De son côté, Thierry-Maxime Loriot travaillait aussi sur la direction artistique de la tournée de Rufus Wainwright qui devait être lancée avec une émission de télé en direct le 22 avril à Berlin. Or, même la sortie du nouvel album de Wainwright, Unfollow the Rules, a été repoussée en juillet.

Le collaborateur de Julie Snyder à l’émission La semaine des 4 Julie demeure très positif. « Il faut lâcher prise et garder le moral. Continuer à travailler avec des solutions pour être prêts pour le déconfinement. Les gens vont toujours avoir envie de voir du beau. »

> Consultez le site du Kunsthalle München (en allemand)
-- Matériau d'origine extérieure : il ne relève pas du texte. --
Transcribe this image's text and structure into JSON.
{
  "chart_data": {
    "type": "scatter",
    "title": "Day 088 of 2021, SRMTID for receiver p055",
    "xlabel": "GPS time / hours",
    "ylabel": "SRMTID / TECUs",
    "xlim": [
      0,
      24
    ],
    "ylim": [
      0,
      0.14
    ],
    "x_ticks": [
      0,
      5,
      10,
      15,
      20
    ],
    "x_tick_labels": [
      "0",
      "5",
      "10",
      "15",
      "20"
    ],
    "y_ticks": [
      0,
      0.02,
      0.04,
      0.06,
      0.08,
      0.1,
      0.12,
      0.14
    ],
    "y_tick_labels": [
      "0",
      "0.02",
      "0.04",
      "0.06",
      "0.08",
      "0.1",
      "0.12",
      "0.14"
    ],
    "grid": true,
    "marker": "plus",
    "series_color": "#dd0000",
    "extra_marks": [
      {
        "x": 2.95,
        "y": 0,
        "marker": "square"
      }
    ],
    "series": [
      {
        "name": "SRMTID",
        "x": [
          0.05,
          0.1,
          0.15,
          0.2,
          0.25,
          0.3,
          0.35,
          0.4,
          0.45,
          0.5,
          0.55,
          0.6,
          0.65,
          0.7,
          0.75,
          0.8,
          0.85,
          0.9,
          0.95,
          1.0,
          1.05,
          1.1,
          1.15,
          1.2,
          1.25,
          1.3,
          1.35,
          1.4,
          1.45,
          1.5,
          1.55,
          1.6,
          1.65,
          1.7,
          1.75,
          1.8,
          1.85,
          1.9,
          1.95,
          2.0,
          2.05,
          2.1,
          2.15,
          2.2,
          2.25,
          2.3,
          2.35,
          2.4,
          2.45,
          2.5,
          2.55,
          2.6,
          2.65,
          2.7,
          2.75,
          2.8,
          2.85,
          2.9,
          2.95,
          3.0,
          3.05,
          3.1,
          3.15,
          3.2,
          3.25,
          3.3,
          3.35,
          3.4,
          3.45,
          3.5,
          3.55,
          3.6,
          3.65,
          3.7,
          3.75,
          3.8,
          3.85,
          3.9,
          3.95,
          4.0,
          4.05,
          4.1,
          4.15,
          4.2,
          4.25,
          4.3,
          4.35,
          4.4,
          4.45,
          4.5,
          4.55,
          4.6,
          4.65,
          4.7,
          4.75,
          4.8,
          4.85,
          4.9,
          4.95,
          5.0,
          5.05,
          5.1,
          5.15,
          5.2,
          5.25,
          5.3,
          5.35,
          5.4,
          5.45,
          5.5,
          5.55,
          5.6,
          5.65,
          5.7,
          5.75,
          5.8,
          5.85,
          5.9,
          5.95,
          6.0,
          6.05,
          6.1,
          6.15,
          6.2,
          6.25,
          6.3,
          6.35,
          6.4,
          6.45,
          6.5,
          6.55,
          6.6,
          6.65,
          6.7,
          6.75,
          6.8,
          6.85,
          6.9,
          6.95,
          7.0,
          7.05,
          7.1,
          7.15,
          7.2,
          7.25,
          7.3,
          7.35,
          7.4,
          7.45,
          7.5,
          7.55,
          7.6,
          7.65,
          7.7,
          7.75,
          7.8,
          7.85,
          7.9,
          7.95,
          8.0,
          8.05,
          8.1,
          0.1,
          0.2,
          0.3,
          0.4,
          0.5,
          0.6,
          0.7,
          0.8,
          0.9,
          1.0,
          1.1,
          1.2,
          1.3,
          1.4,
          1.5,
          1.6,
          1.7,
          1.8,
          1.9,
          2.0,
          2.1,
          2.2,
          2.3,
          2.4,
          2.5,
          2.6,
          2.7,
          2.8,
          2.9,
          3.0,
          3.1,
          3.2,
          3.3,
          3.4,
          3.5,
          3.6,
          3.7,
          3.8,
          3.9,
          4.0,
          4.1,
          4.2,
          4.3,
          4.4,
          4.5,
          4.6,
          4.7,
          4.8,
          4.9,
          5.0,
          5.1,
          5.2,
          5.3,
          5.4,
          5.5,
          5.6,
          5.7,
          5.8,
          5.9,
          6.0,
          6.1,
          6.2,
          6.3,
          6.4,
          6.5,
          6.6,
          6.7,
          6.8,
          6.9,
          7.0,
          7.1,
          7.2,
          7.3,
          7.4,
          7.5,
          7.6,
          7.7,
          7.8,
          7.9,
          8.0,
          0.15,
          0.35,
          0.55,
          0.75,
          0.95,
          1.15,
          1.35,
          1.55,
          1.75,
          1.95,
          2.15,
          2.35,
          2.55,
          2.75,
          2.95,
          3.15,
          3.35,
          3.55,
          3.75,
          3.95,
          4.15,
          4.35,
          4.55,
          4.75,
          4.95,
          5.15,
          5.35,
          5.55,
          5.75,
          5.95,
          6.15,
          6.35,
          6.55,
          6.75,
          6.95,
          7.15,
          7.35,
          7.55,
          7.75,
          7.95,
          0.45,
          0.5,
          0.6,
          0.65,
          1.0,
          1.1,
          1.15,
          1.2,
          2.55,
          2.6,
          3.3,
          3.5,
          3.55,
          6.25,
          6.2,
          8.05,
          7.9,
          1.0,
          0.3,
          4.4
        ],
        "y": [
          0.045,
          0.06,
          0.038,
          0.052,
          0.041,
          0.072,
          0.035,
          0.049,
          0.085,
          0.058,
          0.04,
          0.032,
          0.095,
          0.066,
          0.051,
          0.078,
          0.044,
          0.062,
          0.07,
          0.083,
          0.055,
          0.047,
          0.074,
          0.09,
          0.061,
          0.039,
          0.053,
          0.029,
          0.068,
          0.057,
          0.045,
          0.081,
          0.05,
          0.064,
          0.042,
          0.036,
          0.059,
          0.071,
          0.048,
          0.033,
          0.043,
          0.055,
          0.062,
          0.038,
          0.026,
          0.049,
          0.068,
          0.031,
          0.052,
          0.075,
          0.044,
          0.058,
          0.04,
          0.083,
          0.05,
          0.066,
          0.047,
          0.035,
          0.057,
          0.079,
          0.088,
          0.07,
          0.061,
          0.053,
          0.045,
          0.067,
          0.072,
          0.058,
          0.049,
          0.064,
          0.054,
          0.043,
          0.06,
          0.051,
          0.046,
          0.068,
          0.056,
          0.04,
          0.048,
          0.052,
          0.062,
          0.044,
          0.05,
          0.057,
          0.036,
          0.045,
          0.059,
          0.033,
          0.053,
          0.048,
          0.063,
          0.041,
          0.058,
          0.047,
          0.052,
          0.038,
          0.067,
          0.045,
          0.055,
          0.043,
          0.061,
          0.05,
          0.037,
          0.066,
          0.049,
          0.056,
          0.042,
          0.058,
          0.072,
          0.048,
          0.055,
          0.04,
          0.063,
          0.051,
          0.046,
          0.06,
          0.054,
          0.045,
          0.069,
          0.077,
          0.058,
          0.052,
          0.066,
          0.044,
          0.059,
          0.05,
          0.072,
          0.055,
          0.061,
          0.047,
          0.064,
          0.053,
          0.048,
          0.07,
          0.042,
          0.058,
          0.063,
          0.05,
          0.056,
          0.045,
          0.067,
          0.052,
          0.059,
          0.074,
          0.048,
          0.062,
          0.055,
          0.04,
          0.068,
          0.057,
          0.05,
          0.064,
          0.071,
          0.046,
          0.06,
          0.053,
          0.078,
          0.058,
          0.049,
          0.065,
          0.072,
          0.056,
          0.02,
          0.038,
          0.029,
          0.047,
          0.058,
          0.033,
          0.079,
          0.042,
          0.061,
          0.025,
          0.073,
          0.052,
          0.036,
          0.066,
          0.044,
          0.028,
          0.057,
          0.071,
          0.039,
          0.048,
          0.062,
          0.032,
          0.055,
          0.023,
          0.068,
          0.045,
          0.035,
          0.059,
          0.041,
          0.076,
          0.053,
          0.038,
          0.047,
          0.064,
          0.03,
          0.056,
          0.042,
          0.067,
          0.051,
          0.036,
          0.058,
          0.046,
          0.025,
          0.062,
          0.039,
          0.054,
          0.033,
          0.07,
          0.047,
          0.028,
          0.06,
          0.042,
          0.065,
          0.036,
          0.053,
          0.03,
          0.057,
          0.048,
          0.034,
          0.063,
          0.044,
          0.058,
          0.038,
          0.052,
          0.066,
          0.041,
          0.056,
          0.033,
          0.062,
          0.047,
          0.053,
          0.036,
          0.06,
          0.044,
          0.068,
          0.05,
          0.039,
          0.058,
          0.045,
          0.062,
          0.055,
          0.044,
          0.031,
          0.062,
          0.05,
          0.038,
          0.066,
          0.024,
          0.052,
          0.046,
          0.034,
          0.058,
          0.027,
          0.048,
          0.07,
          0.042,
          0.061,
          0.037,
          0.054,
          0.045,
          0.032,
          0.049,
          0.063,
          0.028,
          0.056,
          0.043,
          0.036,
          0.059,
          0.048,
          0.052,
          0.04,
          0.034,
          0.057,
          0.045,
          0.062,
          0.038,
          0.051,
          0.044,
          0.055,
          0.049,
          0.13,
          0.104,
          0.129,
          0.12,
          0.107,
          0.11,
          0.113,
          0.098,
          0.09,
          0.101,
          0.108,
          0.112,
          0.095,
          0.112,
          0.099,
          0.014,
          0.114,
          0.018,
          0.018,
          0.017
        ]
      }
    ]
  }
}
Les momies demeurent au MBAM

Nathalie Bondil, directrice générale et conservatrice en chef du Musée des beaux-arts de Montréal (MBAM), ne sait pas encore quand le musée rouvrira ses portes officiellement. Ce sera quelques jours après le 29 mai — date autorisée par le gouvernement. Chose certaine, ce sera avec l’exposition Momies égyptiennes : passé retrouvé, mystères dévoilés produite par le British Museum. Or, elle devait prendre fin à la fin du mois du mars. « Nous avons eu une prolongation de la part du British Museum », explique Nathalie Bondil. Le Musée royal de l’Ontario (ROM) présentera ensuite l’exposition en septembre, et non ce printemps comme c’était prévu avant la pandémie. Cela fait donc près de deux mois que les momies veillent sur le MBAM avec le confinement. « Notre restaurateur en chef faisait des visites régulières », assure Mme Bondil.